Manisa Çalışma ve İş Kurumu İl Müdürlüğünün dava konusu yazısı ile işyerinin 31.05.2018 tarihinde kapandığı, çalışan işçi olmadığı, bu sebeple grev oylaması talebinin yerine getirilemeyeceğinin bildirildiği görülmektedir.

7. Yetki belgesi kapsamındaki alt işveren işyeri çalışanlarının, hizmet alım sözleşmesi kapsamında alt işveren işçisi olarak çalışmakta iken yeni alt işveren yanında çalışmaya devam ettikleri anlaşılmaktadır.

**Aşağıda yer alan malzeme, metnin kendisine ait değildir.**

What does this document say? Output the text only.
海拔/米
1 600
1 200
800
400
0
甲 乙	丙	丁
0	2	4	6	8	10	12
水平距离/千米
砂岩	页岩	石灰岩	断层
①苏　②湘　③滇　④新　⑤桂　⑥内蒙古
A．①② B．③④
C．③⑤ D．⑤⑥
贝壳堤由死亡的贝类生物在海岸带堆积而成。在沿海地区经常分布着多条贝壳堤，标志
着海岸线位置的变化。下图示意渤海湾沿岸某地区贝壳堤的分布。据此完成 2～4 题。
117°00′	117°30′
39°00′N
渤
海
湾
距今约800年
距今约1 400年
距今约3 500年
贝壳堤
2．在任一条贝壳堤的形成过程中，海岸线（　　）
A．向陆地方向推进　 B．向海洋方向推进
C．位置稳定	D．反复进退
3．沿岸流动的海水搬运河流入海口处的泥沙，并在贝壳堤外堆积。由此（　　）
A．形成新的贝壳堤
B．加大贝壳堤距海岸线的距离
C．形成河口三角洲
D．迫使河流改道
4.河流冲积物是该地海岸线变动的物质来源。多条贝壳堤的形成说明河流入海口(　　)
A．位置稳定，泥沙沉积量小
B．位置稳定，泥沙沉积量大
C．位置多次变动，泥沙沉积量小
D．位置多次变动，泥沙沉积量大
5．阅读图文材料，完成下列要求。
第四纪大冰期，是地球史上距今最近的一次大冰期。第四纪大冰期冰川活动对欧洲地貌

Bu itibarla somut olayda işyeri devri bulunduğunun kabulü gerekir.

8. Belirtmek gerekir somut olayda işyeri devri bulunduğunun kabul edilmesine göre toplu görüşme sürecinin son bulduğu söylenemeyeceği gibi sürecin devam ettirilmemesi Anayasal düzeyde koruma altına alınmış toplu iş sözleşmesi hakkının da ihlaline sebebiyet verecektir.

9. Açıklanan bu maddi ve hukuki olgulara göre Çalışma ve İş Kurumu İl Müdürlüğü tarafından, yetki başvuru tarihi olan 20.07.2016 tarihi itibarıyla alt işveren işçisi olup yetki tespitinde dikkate alınan ve hâlen alt işveren işçisi olup asıl işveren nezdinde çalışmaya devam eden işçiler dikkate alınarak grev oylaması yapılması gerektiğinden, davanın kısmen kabulü ile dava konusu Çalışma ve İş Kurumu İl Müdürlüğü işleminin hukuka aykırı olduğunun tespiti ile toplu görüşme sürecinin devamına ve fazlaya dair istemin reddine karar verilmesi gerekirken, yanılgılı değerlendirme ile yazılı şekilde hüküm tesisi hatalı olup bozmayı gerektirmiştir.

VII. KARAR

Açıklanan sebeplerle;

Temyiz olunan Bölge Adliye Mahkemesi kararının BOZULMASINA,

Peşin alınan temyiz karar harcının istek hâlinde davacıya iadesine, Dosyanın kararı veren Bölge Adliye Mahkemesine gönderilmesine, 07.03.2024 tarihinde oy birliğiyle karar verildi.